Осталось три коровы, и Миколка побрёл к ним. Но две, оказалось, уже проданы, а третья стояла за возами с таким видом, что к ней никто и не подходил.
То, что была она чёрная, — это полбеды. Миколке даже понравилось, что она чёрненькая и рожки венчиком, но то, что она шаталась под ветром, и рёбра её просвечивали, и вымя было размером с яблоко, — это уже никуда — ни корова, ни коза.

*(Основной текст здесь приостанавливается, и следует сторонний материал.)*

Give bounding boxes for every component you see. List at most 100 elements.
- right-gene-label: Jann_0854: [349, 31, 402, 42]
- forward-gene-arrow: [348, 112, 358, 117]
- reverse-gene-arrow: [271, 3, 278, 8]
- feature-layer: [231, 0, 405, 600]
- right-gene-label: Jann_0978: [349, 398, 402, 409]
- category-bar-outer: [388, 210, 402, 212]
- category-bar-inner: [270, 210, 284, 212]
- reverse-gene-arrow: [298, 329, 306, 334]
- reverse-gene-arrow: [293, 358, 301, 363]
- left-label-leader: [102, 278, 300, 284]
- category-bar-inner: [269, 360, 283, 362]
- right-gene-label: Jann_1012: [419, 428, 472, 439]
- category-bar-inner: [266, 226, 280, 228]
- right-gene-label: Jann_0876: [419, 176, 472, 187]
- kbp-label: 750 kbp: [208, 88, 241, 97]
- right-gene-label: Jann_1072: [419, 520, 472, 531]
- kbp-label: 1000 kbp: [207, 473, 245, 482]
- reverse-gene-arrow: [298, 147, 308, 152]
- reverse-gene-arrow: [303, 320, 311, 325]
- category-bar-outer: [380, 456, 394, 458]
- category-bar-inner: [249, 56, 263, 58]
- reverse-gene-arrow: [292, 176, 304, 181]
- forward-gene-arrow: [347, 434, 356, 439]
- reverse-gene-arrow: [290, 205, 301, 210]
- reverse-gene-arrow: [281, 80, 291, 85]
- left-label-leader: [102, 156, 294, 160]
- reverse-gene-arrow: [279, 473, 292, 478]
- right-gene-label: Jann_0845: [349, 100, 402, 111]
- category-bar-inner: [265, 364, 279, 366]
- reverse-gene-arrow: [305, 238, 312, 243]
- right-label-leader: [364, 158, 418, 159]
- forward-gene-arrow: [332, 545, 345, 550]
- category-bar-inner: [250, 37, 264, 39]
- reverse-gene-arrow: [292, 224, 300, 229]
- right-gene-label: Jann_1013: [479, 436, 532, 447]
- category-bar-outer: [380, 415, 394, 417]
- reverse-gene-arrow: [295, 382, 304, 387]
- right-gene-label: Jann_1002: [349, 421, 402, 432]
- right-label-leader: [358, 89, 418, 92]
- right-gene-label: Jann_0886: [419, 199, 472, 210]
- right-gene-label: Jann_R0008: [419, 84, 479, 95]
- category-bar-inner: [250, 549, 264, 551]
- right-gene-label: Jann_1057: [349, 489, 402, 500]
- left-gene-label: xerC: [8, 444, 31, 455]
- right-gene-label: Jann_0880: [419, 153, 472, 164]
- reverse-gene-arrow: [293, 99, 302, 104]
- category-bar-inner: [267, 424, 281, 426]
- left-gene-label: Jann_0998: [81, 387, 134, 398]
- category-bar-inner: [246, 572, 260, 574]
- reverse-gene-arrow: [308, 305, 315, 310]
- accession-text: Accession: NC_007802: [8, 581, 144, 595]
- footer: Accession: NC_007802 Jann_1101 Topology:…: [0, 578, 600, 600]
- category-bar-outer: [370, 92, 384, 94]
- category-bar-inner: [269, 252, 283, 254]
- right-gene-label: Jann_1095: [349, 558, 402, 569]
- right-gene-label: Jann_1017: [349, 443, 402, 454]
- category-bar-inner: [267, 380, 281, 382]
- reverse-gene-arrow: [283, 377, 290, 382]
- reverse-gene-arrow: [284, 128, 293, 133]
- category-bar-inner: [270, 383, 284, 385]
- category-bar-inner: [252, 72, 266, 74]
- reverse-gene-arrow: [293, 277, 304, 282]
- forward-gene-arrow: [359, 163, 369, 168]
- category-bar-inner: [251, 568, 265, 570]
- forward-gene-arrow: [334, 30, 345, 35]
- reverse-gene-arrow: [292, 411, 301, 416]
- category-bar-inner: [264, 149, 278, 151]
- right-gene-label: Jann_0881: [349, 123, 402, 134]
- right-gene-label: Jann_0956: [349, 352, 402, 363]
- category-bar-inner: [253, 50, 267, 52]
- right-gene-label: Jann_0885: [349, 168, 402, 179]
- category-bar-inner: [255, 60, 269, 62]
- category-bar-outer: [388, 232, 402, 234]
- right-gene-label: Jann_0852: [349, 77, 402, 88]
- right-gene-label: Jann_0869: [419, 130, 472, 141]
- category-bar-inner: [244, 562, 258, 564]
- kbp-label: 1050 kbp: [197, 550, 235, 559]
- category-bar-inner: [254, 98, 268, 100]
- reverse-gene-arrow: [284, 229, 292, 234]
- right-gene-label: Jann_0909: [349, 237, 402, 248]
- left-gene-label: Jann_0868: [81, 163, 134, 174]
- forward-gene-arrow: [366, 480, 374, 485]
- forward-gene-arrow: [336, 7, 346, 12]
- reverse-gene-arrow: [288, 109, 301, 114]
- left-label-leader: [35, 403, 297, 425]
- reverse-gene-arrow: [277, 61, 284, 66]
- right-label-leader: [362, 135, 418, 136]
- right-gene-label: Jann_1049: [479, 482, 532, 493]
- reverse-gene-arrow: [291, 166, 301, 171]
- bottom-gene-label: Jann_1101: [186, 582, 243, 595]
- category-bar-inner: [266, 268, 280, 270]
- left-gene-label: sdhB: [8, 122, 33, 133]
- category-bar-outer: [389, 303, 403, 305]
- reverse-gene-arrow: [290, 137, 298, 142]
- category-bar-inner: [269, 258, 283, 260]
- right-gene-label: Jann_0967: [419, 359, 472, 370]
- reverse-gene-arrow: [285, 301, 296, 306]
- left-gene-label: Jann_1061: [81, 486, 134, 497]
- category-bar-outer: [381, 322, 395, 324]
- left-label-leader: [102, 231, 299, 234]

Продавала её тётенька, на которой не было даже фуфайки: серый пиджак — рукава по локти, на одной ноге — чуня, на другой — калоша, привязанная проволокой. Нос её посинел от мартовского ветра, латаный-перелатаный платок торчал над головой, как скворечня. Под мышкой тётенька держала охапку прошлогодней травы, верёвку и хворостину. Так они и дрожали вдвоём с коровой на опустевшем базаре, на серой земле, под серым небом.
Миколка обошёл их и раз, и второй и, оглянувшись, нет ли кого поблизости, быстро прошептал:
— Тётя, а сколько вы за неё просите? Так, чтоб отдать?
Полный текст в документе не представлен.